NASA budget in 1966* - $32,106m
NASA budget in 1969* - $21,376m
NASA budget in 1970* - $18,768m
NASA budget in 1975* - $11,131m
NASA budget in 2011 - $19,450m
*adjusted for inflation to 2007 dollar value
NASA has actually had some very generous budgets since the 80's, after the lean years in the 70's. The space shuttle program was conceived in the 70's, when the US government was saying "Okay, now what?" and the spacey-wacey fellas had to come up with an answer. They managed to get it off the ground (literally) in the early 80's, apparently suitably impressing Congress enough to wrangle some cash out of it.
However, the space shuttle has really been a massive money-sink. It was just the other week when I read someone arguing that the scrapping of the space shuttle is the best thing that could have happened to get NASA off its ass. Their budget is ample, but they haven't been able to accomplish much because they've had this fleet of big whales on the launchpads and these costly missions made up just so the shuttle would have something to do.

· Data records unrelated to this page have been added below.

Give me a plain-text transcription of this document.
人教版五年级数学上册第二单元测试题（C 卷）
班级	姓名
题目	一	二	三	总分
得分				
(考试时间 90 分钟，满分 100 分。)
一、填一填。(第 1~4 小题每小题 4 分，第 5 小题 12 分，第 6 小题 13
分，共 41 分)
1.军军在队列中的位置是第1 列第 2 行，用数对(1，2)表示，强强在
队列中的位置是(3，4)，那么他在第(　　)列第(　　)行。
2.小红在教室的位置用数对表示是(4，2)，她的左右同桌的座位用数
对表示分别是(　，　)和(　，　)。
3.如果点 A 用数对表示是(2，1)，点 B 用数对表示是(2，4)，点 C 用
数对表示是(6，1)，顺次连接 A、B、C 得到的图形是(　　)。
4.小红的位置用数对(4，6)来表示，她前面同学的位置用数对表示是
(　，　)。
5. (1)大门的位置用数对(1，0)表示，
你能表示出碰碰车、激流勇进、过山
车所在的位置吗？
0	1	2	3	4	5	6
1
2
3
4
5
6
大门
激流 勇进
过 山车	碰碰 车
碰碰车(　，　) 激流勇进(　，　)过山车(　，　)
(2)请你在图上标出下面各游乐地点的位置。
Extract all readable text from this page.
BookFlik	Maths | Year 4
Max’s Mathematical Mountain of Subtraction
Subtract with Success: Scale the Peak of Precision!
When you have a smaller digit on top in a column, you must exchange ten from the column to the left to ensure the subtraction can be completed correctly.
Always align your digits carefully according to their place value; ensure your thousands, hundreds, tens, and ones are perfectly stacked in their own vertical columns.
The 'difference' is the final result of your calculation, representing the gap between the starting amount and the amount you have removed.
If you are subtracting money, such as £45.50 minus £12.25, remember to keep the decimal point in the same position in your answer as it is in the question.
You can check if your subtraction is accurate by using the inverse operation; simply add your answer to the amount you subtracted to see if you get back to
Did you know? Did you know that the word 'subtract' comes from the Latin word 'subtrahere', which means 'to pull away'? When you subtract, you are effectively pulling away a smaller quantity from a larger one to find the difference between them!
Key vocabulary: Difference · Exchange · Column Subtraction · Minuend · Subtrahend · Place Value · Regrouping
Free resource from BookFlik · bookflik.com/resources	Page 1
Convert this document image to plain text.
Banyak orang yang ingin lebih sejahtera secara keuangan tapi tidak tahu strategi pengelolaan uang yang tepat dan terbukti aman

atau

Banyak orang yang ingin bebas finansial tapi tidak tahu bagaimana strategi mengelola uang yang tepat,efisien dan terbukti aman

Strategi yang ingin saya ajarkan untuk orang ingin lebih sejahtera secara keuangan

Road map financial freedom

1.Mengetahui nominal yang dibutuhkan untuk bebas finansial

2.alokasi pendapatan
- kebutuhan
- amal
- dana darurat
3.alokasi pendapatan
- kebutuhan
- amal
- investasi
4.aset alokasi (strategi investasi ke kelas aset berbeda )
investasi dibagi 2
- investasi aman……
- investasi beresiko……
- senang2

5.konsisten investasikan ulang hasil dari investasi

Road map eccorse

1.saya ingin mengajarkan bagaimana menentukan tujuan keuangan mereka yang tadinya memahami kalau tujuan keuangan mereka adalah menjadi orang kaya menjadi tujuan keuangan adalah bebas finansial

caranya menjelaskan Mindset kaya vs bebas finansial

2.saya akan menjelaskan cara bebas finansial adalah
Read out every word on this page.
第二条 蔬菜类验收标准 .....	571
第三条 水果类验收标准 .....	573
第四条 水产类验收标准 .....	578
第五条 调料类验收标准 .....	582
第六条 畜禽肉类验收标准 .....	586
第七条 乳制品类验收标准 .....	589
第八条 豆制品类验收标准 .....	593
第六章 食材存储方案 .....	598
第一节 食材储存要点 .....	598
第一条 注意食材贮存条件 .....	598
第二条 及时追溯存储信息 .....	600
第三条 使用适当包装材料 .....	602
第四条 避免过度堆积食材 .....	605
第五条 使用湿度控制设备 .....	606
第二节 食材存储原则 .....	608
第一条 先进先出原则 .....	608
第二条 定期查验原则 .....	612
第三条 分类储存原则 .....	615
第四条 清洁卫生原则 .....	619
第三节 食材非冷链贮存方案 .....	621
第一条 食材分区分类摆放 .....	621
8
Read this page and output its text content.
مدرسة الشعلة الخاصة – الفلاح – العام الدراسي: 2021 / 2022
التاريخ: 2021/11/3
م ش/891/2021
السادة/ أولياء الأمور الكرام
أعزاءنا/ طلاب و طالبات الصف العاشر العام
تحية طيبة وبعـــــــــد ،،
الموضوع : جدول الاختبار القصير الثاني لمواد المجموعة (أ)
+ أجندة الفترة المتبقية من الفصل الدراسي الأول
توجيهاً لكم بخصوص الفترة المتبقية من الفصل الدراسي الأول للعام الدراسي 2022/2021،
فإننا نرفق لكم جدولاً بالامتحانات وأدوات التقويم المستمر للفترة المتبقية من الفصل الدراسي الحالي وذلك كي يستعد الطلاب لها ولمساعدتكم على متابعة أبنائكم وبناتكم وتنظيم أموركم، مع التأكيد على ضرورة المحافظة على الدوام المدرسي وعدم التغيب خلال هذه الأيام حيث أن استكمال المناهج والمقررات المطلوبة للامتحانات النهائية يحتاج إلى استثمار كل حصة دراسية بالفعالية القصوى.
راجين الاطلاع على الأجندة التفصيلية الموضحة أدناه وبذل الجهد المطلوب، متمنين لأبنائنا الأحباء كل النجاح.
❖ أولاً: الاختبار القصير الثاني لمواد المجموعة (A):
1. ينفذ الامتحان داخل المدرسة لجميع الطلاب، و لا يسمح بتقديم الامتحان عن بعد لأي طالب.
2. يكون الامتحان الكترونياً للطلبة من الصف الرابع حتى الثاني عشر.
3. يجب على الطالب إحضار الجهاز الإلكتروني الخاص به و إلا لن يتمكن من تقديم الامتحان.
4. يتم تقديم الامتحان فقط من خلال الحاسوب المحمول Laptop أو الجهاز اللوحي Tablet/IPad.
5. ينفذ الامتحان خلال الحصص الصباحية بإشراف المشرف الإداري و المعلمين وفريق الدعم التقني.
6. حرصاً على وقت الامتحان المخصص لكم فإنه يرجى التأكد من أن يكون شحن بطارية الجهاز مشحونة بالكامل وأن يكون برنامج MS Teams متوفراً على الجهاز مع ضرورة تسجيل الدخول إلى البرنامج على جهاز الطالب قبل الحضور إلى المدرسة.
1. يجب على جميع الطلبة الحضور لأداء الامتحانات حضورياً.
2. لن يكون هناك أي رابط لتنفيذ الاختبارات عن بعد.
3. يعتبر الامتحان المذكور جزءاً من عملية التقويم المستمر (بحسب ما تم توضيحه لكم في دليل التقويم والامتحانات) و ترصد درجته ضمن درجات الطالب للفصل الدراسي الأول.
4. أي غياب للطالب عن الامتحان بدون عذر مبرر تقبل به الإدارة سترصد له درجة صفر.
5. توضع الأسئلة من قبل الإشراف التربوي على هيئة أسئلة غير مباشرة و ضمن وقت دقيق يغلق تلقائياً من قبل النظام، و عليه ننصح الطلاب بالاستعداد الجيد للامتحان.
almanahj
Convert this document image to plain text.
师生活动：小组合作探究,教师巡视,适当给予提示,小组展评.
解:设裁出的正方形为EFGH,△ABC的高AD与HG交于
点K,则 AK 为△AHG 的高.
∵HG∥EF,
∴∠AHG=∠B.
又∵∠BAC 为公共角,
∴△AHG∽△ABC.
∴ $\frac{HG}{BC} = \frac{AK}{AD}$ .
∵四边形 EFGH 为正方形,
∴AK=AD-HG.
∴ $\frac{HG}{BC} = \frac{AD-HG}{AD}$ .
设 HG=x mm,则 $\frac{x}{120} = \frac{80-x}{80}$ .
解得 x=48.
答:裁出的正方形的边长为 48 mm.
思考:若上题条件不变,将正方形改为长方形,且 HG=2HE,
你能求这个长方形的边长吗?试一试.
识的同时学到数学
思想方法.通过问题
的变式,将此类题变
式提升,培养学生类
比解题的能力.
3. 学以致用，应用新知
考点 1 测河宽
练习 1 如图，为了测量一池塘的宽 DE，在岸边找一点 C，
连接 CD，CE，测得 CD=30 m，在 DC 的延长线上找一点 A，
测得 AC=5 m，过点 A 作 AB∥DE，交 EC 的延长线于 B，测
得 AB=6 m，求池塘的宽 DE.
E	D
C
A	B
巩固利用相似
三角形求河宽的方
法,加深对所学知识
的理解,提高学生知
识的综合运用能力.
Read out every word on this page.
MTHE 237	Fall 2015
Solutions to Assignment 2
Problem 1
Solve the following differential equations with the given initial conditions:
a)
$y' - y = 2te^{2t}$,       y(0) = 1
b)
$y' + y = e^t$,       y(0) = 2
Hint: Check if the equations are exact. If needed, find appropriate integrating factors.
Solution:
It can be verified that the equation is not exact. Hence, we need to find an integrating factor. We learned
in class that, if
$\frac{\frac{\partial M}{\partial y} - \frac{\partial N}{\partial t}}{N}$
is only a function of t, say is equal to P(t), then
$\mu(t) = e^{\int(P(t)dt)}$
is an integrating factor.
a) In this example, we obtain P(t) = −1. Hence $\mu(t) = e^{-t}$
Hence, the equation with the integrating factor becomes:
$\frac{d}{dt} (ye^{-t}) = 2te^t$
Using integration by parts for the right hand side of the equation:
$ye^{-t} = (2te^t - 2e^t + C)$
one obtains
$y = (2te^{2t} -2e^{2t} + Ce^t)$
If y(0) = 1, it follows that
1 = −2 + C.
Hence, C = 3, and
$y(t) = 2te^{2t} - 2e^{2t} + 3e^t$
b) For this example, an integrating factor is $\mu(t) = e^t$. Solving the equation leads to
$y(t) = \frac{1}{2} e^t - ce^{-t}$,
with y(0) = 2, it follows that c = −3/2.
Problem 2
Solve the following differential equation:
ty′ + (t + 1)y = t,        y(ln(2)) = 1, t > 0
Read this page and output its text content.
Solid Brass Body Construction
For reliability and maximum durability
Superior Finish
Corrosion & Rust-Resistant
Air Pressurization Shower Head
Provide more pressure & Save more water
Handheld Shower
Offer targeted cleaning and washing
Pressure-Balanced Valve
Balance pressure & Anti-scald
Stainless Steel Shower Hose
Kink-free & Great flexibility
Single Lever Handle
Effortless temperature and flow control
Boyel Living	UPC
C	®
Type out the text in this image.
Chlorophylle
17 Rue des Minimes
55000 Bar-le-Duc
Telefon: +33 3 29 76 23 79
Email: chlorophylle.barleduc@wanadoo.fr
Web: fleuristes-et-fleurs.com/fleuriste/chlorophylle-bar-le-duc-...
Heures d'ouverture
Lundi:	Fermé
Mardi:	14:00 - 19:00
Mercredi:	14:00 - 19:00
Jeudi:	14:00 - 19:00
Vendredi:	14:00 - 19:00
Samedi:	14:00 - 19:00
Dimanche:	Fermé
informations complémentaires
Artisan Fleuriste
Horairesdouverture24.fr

I'm inclined to agree.
The space shuttle was designed to be reusable, but the constant complications and expenses of maintaining a shuttle fit for re-entry makes the whole thing a big funeral pyre for money. One shuttle mission costs just as much as a whole modern rocket like the Taurus, for example (perhaps a rocket that's less of a complete failure would have been a better example, but it's a bit tricky to dig up launch costs for these things). And that's just taking the single flight into account. If you take the cost of the entire shuttle program and divide it by the number of missions, it comes out to one point five billion dollars per launch.
The shuttle was a milestone of scientific and engineering progress, but it was a dead end. Let NASA and the rest go back to the drawing board and come up with a proper, intelligent, modern solution.